Mr. Sherwood (C.L. Sherwood drug store) also informs us that this class of boys make large purchases of dime novels and such trash for their own reading.
Parents, see to this immediately, and to conquest the disposition; furnish your children with pure, healthy reading matter.
Stay home and muse them evenings, and see that they are faithful in their attendance at school.
Some of our worst boys have fathers who make a practice of staying downtown every night playing cards and loafing about when they should be at home with their family.
Something I found of interest.
We had a touch of summer in April 1930 (the year I was born).
There was unusual warm weather from April 10-12 — 86 degrees — but on the 12th it hit 90 degrees.
These were record highs that still exist today.
I don’t know who wrote this article, but it wasn’t me:
Dear Son: As long as you live in this house, you will follow the rules.
When you have your own house, you can make your own rules.
In this house we do not have a democracy.

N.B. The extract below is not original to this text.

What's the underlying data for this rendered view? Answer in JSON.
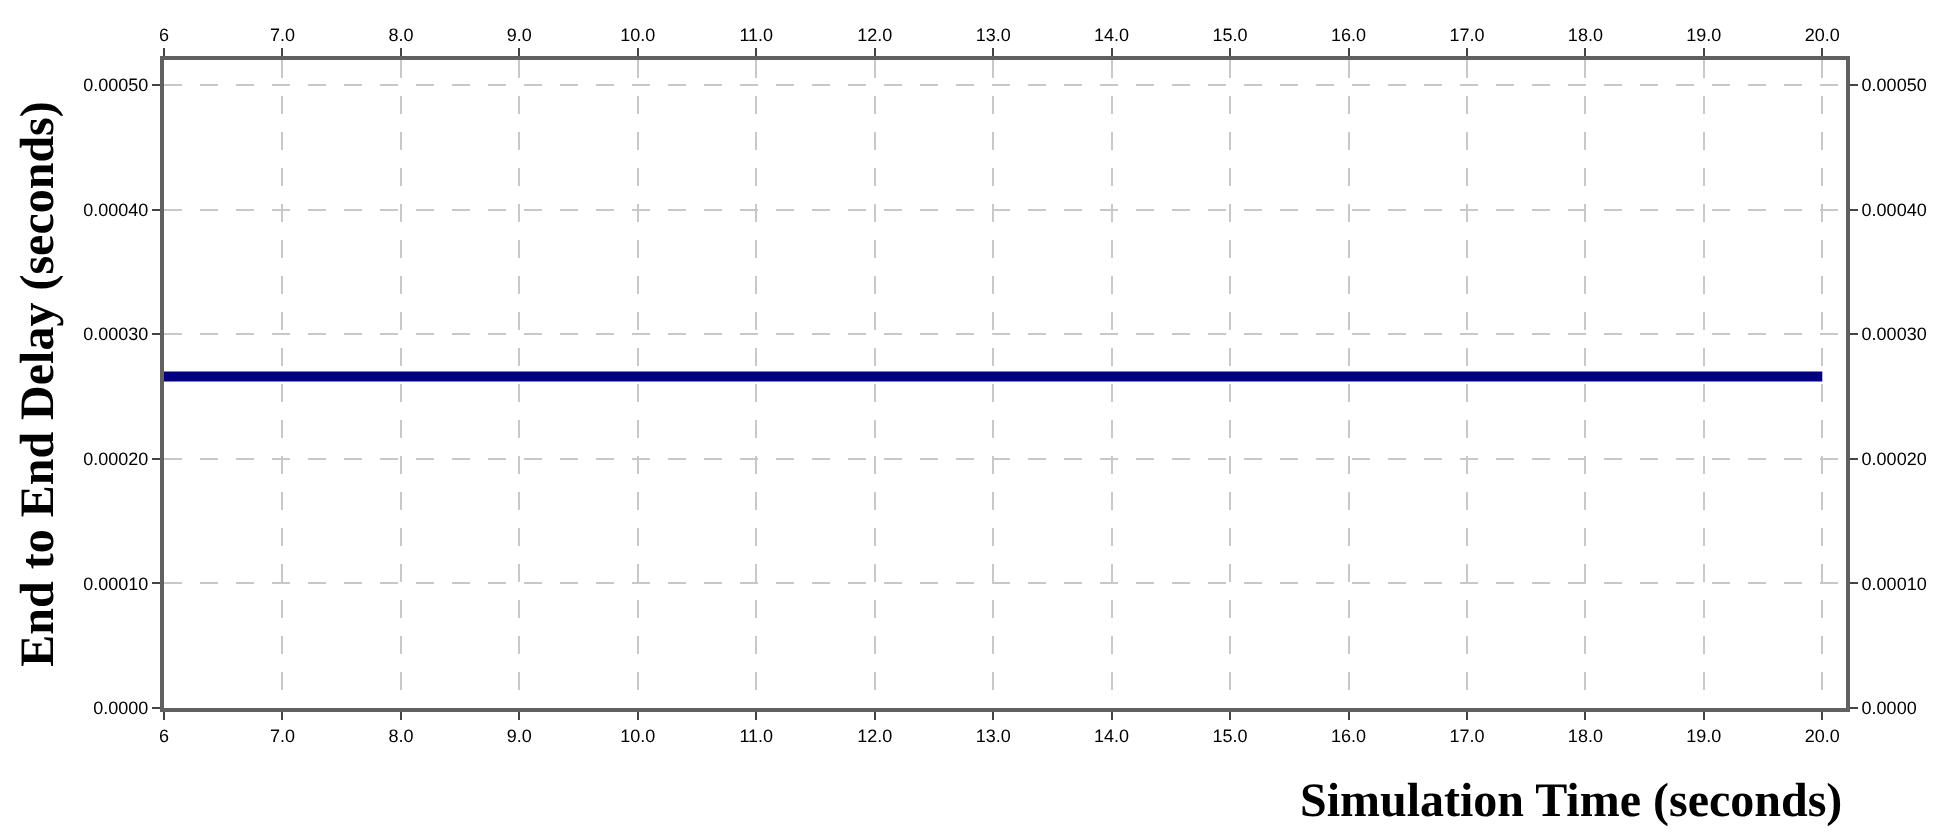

I did not campaign to be your father.
You did not vote for me.
We are father and son by the grace of God, and I accept that privilege and awesome responsibility.
In accepting it, I have an obligation to perform the role of a father.
I am not your pal. Our ages are too different. We can share many things, but we are not pals. I am your father.
This is 100 times more than what a pal is. I am also your friend, but we are on entirely different levels.
You will do in this house as I say, and you cannot question me because whatever I ask you to do is motivated by love.
This will be hard for you to understand until you have a son of your own.
Until then, trust me — your father. Feb. 12, 1931.
A girl and two boys were taken off the front of the engine of a Michigan Central train at Lawton by Undersheriff Lacey Bale.
Each of them were about 19 years of age.
They had ridden on the “cow-catcher” from Battle Creek.
They were charged with vagrancy before Justice Ola Killifer and the boys were sent to jail for 10 days and the girl for five days. Each must pay a fine of $5.75 and costs or spend five days longer in jail.